連載小説 小熊リーグ④

気が付けば次の一ヶ月間、彼女からのSOSの電話はなく、8月の最終週の金曜日の午後に診察日がやって来た。

僕は彼女の診察にはいつも何も考えずに臨んだ。

心を無にするのだ。

他の精神科医のことは知らない。

これは僕にはむつかしいことだ。患者は皆快復を目指し変わって行かねばならない。病院に来た、先生に会った、今日診察に来て良かったと何がしかの変化を持ち帰って貰わなけれはならない。主治医にはそんなプレッシャーがある。

だから主治医はこの疾病にはこの対応という大まかなマニュアルを必ず当てはめる。

個性を考慮する。若い女性はこう、年配ならばこう。

さらにはライフステージという切り口もある。学生か。独身か既婚か。子持ちであれば子どもの年齢、家庭内の雰囲気。趣味はあるか。生活サイクルは夜型か等々を分析し類型、専門書の統計を参考に斬り進めばいい。

しかし彼女はDIDだ。

DIDを統合失調症として扱う精神科医は少なくない。これは一言で言うならDIDはカウンセリング無効という考え方だ。これはあながち間違いではないだろう。下手に脳内を掻き回しては寝た子を起こすことになる。

家族はこう言う。どうしてくれますか。先生に診てもらうようになって益々悪くなりました。

DIDが自発的に診察を希望することはとても少ない。多くのDIDは家族に連れられてここへ来る。稀に刑事事件を起こして、というルートで精神科へと辿り着くケースもある。

初発症状をパーソナリティ障害と同定することも多い。どちらも他者からの慰めと自己開示に繋がる対話を心の深い処で強く拒絶している。ひねくれ物という言葉があるが人は一定の時間をかけ、捻って捻って捻くれ放題捻くれてしまうとむしろ無害な人格者のような雰囲気に落ち着くのかもしれない。彼ら彼女らはもはや何も発しない。時間が止まり一分の隙もなく漆黒の虚無をまとっている。

DIDを含め、パーソナリティ障害の初期治療はとにかく患者の言葉がこぼれるのを待つしかなかった。取り付きやすい取り掛かり口は要注意、トラップであることが多い。精神科医は何度も何度も試されるのだ。アドバンテージを取り相応なジャブを繰り出すが速いか奇妙に有効なパンチの一撃に戸惑わされる。

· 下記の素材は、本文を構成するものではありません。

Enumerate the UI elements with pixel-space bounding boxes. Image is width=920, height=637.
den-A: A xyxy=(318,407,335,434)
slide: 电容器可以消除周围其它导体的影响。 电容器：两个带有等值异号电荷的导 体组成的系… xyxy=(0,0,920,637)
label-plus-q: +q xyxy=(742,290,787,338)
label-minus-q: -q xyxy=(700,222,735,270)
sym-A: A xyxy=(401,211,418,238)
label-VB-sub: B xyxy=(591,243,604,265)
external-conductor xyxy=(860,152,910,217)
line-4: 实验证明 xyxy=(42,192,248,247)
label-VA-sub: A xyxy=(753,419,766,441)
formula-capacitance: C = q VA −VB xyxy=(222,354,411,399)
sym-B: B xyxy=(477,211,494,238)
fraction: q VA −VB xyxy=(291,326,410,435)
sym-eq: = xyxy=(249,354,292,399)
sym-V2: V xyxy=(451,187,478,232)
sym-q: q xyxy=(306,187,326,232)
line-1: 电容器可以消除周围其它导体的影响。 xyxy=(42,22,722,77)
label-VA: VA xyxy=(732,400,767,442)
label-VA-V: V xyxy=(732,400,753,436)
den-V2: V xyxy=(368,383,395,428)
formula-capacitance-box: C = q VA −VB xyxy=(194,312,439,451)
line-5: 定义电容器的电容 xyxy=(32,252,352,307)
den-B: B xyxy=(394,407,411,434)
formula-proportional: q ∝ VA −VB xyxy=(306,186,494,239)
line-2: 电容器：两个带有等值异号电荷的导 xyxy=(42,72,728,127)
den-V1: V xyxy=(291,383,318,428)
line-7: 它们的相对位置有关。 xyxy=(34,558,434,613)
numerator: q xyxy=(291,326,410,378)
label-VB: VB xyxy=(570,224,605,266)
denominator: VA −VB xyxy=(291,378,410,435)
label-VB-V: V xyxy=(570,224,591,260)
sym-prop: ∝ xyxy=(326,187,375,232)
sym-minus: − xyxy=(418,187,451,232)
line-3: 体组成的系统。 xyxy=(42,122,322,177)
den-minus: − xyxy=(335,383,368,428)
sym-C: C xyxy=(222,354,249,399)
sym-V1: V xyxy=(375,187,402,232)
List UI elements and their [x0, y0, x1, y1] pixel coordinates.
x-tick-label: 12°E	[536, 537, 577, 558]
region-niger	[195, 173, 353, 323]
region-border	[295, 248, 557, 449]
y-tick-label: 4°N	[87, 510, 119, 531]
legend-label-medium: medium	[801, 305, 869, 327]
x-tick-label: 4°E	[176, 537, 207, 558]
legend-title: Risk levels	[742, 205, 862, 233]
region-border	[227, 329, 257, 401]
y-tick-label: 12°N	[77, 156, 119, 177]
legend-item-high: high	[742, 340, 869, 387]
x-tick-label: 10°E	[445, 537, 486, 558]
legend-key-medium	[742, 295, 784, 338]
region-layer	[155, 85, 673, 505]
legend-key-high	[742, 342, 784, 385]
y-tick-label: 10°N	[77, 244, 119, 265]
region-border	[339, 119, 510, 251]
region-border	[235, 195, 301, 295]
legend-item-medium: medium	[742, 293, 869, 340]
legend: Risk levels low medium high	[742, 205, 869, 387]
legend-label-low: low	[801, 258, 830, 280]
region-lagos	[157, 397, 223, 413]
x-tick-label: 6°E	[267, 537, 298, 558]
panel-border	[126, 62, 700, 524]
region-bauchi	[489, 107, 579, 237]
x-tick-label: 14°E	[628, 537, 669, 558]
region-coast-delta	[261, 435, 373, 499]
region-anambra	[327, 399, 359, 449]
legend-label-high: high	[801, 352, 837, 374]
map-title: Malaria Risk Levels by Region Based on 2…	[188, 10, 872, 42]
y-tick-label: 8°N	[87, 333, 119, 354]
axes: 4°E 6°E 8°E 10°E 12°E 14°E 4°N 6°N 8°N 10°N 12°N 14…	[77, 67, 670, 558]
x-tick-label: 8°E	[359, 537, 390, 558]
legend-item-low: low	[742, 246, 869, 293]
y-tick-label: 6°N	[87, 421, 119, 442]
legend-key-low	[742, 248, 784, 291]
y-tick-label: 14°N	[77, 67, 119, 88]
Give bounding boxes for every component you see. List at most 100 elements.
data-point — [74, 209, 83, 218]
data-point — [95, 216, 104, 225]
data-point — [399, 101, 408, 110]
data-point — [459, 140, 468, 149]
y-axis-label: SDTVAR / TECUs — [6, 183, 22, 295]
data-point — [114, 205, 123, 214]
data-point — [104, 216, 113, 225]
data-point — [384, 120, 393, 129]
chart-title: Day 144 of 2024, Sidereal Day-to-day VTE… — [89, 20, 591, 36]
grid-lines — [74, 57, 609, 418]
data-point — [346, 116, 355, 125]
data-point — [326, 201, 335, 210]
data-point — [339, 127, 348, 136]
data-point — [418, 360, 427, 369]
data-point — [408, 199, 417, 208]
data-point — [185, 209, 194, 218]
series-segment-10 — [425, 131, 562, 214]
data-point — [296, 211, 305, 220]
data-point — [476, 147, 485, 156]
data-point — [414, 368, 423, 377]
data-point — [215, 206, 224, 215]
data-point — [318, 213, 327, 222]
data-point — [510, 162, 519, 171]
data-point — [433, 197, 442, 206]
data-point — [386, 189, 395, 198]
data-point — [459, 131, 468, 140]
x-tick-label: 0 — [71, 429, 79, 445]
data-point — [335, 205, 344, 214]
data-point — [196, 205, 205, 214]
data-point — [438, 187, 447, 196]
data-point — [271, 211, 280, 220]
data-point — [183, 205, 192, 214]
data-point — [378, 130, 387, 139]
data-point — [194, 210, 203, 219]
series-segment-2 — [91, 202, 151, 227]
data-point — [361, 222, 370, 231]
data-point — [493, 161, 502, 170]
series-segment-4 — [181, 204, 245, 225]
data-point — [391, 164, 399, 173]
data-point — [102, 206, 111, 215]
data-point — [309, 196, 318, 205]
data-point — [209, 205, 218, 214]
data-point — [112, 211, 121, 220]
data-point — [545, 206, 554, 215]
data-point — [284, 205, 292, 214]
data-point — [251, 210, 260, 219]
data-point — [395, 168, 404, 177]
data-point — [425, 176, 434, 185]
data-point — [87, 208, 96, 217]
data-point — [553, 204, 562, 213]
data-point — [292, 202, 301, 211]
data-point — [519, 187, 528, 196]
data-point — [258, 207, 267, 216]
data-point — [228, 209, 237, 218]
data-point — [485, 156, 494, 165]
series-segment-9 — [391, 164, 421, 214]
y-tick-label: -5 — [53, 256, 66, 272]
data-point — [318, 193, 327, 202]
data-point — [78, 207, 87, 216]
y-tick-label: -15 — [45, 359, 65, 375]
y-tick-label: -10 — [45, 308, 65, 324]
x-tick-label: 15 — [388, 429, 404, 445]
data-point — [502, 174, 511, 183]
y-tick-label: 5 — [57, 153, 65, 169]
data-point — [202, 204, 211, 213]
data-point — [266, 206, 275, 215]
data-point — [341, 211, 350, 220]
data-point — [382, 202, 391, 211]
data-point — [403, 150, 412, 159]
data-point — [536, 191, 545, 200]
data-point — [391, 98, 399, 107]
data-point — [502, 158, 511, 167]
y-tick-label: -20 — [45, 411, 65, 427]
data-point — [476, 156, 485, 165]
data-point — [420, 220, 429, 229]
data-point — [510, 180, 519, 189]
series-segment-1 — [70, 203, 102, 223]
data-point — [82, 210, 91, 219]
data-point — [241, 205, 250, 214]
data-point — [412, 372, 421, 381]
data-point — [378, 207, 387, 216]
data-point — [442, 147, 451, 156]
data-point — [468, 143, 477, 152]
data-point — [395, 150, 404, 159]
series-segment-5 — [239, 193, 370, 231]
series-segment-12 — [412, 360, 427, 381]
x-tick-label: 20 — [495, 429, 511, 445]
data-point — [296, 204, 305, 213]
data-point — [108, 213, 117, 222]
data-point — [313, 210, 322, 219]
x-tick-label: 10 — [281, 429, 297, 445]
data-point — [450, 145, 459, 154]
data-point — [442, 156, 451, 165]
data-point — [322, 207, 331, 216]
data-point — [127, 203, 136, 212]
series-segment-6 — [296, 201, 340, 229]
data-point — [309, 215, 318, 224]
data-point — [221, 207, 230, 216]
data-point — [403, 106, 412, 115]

彼女は僕には初めてのDID患者ではなかった。これまでの何人かのDID患者たちは僕を見限って去っていった。

転院。

自殺。

彼女と出会って丁度一年だ。

先月末彼女はジャブを繰り出した。彼女は僕に対峙し始めた。

それがクマだった。

クマ。

僕は専門書を調べたがもちろん専門書の何処にもDIDはクマを出すという記述はない。

なんでも来いだ。

そうさ、俺はクマを抱えているんだぜ。目を閉じて深呼吸。僕はこうして診察前は必ず弱腰になった。